(no subject)

no email ()
Wed, 9 Feb 1994 20:32:50 --100

The other day I got a curious message from someone asking why CGI didn't
make the value of the From: HTTP header available to scripts. The immediate
answer is "Because Rob didn't know about it at the time". However, the
person went on to describe what they wanted to use it for: an insecure
method of access control.

I was wondering just where the heck someone would get such an idea, until I
looked at the HTTP spec:

-- Excerpt: http://info.cern.ch/hypertext/WWW/Protocols/HTTP/HTRQ_Headers.html


In Internet mail format, this gives the name of the requesting user. This
field may be used for logging purposes and an insecure form of access
protection.
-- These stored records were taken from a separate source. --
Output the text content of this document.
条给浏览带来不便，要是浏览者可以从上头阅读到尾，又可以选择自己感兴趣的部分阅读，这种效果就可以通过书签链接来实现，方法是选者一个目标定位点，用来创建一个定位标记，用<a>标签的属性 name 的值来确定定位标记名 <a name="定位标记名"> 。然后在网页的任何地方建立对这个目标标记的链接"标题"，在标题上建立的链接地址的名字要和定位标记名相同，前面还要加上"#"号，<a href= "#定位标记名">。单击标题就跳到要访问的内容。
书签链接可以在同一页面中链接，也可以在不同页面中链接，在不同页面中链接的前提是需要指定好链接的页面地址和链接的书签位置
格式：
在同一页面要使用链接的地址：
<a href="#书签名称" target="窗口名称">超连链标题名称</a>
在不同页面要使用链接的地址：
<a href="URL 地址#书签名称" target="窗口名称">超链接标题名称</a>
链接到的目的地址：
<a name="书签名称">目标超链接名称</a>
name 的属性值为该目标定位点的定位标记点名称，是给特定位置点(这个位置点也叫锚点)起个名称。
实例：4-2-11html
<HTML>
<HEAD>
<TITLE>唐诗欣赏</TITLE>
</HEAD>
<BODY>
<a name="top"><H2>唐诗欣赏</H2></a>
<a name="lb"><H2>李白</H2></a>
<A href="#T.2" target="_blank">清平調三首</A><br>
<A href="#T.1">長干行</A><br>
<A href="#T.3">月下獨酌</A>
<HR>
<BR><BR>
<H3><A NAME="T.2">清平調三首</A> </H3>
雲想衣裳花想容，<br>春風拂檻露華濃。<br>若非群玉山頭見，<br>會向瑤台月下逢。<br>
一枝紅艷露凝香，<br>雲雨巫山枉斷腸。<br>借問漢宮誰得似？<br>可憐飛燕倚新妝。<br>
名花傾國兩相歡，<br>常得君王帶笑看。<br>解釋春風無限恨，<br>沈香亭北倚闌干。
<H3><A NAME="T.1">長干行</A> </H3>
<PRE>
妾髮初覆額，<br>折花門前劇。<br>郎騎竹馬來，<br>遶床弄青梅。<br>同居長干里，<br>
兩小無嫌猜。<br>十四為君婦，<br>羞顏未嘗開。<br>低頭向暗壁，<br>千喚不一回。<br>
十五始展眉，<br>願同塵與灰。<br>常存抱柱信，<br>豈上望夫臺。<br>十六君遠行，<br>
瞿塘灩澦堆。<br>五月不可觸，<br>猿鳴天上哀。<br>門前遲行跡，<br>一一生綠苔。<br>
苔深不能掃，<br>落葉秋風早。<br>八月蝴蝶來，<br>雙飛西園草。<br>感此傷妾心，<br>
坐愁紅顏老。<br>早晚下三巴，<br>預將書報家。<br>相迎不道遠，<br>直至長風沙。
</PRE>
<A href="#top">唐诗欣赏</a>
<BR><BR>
The interpretation of this field is that the request is being
performed on behalf of the person given, who accepts responsability for the
method performed.

-- End of excerpt

BTW the word responsability is a typo, probably should be fixed.

Is this really something we want to encourage? "The request is being
performed on behalf of the person given, who accepts responsibility for the
method performed."

Calling this unsecure is an understatement. I sure don't want to take
responsibility for a method which I didn't necessarily perform. The only
case in which such a setup should be considered is one in which your
protected documents are not accessible by *anyone* outside a group of people
whom you trust not to use telnet and abuse this service. Physical network
barriers would be enough, except that you then have to place a great deal of
trust in every person who has access to the specified subnet or list hosts.

I think we need to change this section to read that From: is to be used for
logging purposes only, and strike the mention of insecure form of access
protection and the section on the person given accepting responsibility for
the method performed. The only access protection this would provide is
applicable in such a limited context that the information in From: is not
useful for more than logging information anyway.